We typically observe very high PSI around 90%. However, not all of these interactions are necessarily the result of cross-ligation events. There might be other factors that contribute singelton interactions such as occasional non-functional contacts of spatial proximity.

The specific PSI value depends on the restriction enzyme (for instance, there are mauny more digests with four-cutters than with six-cutters) and on the experimental conditions (for instance, we would expect lower values of PSI with capture Hi-C than with Hi-C because of the enrichment step). It is impossible to observe whether a singleton corresponds to cross ligation or to a rare true interaction. However, for the same set of experimental parameters, if one experiment shows an unusually high PSI, this may be a sign of problems in the construction of the Hi-C library.

hansenp commented 5 years ago

90% was for the CTCF depletion Hi-C data. For the capture Hi-C data of Mifsud et al. 2015 there are even higher values between 94% and 98%.

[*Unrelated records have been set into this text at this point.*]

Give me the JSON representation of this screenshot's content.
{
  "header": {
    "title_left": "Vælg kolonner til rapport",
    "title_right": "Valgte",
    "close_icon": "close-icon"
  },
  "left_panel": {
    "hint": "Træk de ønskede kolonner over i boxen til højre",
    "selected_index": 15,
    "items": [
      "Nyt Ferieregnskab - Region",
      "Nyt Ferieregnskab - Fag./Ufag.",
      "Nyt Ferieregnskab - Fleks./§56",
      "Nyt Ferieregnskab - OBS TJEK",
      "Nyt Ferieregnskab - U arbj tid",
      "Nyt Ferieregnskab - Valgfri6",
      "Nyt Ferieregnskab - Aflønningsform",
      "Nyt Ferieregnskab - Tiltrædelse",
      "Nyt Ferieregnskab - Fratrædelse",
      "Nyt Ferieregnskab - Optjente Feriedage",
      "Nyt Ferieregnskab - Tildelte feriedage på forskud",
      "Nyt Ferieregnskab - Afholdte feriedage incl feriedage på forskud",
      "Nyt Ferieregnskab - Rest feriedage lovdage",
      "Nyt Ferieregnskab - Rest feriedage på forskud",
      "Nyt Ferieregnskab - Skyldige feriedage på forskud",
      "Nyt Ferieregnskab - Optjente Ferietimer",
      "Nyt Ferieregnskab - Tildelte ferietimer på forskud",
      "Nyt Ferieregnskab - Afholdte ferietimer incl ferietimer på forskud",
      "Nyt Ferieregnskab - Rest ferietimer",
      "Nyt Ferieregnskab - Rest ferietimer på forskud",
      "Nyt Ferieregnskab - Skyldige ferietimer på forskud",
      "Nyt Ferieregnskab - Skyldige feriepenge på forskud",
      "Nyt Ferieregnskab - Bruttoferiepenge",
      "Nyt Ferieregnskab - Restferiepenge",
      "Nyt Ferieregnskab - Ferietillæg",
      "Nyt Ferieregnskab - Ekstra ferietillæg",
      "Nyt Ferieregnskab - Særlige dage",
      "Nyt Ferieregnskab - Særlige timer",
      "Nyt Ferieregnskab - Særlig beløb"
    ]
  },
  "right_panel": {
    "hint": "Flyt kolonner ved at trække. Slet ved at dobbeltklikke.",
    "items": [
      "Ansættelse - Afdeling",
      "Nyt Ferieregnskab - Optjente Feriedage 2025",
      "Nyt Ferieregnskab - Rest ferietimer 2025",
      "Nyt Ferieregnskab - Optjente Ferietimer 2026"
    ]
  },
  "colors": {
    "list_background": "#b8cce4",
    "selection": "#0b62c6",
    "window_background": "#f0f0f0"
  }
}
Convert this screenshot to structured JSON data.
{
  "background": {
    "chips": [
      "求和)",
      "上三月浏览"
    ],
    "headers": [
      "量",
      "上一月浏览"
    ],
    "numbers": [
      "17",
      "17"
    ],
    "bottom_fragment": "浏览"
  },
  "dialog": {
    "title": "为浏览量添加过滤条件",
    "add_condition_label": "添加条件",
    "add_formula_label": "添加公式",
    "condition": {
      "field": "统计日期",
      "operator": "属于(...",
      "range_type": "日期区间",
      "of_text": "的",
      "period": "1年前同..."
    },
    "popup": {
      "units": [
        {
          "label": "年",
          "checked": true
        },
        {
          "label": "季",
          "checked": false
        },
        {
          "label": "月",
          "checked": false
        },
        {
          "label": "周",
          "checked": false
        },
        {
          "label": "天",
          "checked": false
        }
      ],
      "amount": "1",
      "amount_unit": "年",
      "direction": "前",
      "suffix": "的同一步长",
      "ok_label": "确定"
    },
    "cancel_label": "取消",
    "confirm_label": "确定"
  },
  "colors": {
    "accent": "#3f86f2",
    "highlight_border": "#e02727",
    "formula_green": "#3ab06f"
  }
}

The specific PSI value depends on the restriction enzyme (for instance, there are mauny more digests with four-cutters than with six-cutters) and on the experimental conditions (for instance, we would expect lower values of PSI with capture Hi-C than with Hi-C because of the enrichment step).

At least for data of Mifsud et al. 2015 the claim with the capture proved to be false. The other claim with 4-cutters needs to be verified.

It is impossible to observe whether a singleton corresponds to cross ligation or to a rare true interaction. However, for the same set of experimental parameters, if one experiment shows an unusually high PSI, this may be a sign of problems in the construction of the Hi-C library.

I agree, but I would also point out that cross-ligation might not be the only source of singletons. How about this:

In some cases, we observed very high PSI of around 90% for Hi-C up to 95% for capture Hi-C data. However, not all of these interactions are necessarily the result of cross-ligation events. There might be other factors that contribute singletons interactions such as occasional non-functional contacts of spatial proximity. Furthermore, it is impossible to observe whether a singleton corresponds to cross-ligation or to a rare genuine interaction. However, for the same set of experimental parameters, if one experiment shows an unusually high PSI, this may be a sign of problems in the construction of the Hi-C library.

However, we definitely need to analyze more datasets in order to verify the stated percentages.